À Georges Portal succèdent Georges Allehaut et enfin Pierre Héral jusqu'en 62. C'est Pierre Héral qui prend l'initiative de renforcer la troupe de quelques comédiens parisiens venus en saisonniers apporter un air nouveau. Robert Party, Marcelle Duval, Marcel Lemarchand, Pierre Comte, Pierre Bonzans, Laure Diana, Pierre Plessis entre autres. Cependant que la naissance de la télévision à Alger fin 56 permet l'emploi en radio de comédiens venus pour quelques jours jouer une dramatique en direct à la télévision. Les comédiens de France V ont ainsi pour partenaires : Ginette Leclerc, Jean Marchat, Annie Ducaux, Jean Veber, Madame Simone, Renée Saint Cyr, Valentine Tessier. Le répertoire traditionnel s'enrichit alors tout naturellement de l'écriture radiophonique des années 50/60 et subit l'excellente influence de Paul Gilson, directeur des services artistiques de la RTF à Paris.

Les feuilletons spécialement conçus pour la radio, tels ceux écrits par Liliane Thorpe, ont un succès énorme auprès du public. Jean Veber en est l'interprète à plusieurs reprises. La réalisation des dramatiques est assurée par le seul metteur en ondes sous contrat, Paul Ventre, et par des comédiens de la station : Géo Wallery, Renée Audibert et plus tard André Lesage et Max Roire. Ces derniers, comédiens vedettes de la troupe, assurent progressivement de plus en plus de réalisations jusqu'en 62. Durant ces années 55/60, Pierre Héral est chef des services artistiques de la radio alors que Jacques Bedos assume la direction des variétés et qu'à ce titre il choisit les textes des policières écrites par un policier et un employé de l'EGA (Electricité et Gaz d'Algérie), l'un d'entre eux s'appelant Jean Guarino. Bedos les réalise souvent lui-même ou les confie aux réalisateurs déjà cités, puis dans les dernières années à Jean Scheling et André Limoges. Jacques Bedos a été, en Algérie et ensuite en France, un prodigieux découvreur de talents.


Jacques Bedos

Les émissions littéraires ont un responsable prestigieux : José Pivin. Il a été en Algérie l'inventeur des émissions pour enfants. Durant des années, avec son épouse Polène, il conçoit des centaines d'émissions entièrement écrites chaque semaine par lui-même et interprétées en direct par une bande de jeunes comédiens en herbe bourrés de talent, auxquels se joignent parfois les comédiens de la troupe. C'est ainsi qu'un ex-sociétaire de la comédie française, Marcel Lemarchand, à Alger depuis trois ans, ne dédaigne pas interpréter des rôles pourtant bien modestes dans des pièces enfantines. Dans les années 55/60, la dramatique reste encore l'élément de prestige de la station. Après l'enregistrement sur disque, elle est maintenant enregistrée sur bande magnétique en 38cm seconde. Les comédiens évoquent avec nostalgie cette émotion du direct que jamais ne donnera l'enregistrement et ses multiples reprises.

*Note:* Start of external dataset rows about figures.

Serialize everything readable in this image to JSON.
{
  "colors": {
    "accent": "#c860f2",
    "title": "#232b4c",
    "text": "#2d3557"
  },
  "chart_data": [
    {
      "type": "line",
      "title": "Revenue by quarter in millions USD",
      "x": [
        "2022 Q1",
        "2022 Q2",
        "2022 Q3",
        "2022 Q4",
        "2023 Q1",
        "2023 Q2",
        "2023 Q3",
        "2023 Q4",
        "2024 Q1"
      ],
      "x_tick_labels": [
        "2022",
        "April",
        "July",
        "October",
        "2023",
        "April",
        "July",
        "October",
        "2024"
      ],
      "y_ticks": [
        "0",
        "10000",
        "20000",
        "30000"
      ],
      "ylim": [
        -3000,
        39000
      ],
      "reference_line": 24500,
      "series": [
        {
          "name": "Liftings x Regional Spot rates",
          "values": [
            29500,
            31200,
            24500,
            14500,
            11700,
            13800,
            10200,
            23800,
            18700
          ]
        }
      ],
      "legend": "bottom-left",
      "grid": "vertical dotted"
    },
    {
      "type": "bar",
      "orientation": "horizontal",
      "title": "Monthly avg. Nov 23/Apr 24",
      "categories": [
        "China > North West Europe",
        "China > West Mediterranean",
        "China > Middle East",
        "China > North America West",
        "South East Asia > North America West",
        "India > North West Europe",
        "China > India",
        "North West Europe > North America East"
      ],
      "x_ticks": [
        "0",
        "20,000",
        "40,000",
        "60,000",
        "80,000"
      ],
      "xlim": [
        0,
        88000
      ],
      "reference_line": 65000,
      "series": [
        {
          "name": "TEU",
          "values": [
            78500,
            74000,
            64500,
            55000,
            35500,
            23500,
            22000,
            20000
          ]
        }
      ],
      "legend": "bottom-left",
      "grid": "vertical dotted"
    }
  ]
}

Quelques réalisateurs viennent passer une saison à Alger... C'est le cas de Bernard Latour (intérim direction artistique), plus tard de Claude Chebel. La guerre d'Algérie a, elle aussi, eu une influence sur la composition de la troupe, comme l'avait fait la guerre de 39/45, par la présence de jeunes comédiens, militaires du contingent, qui apportent leur talent à l'équipe des vieux chevronnés que sont les permanents. C'est le cas notamment de Dominique Paturel, de Michel Aumont de la Comédie Française. La tourmente de 62 disperse une équipe d'acteurs liés entre eux par vingt cinq années d'amitié, de complicité et de talent. Aucune archive sonore ne semble subsister de cette période importante de la vie algéroise. Peut être quelque part, dans un local oublié... Mais les voix de ces comédiens demeurent à jamais dans les mémoires de ceux qui les ont entendus, et pour ceux qui ont suivi leur chemin et qui enseignent aujourd'hui, ils restent un exemple.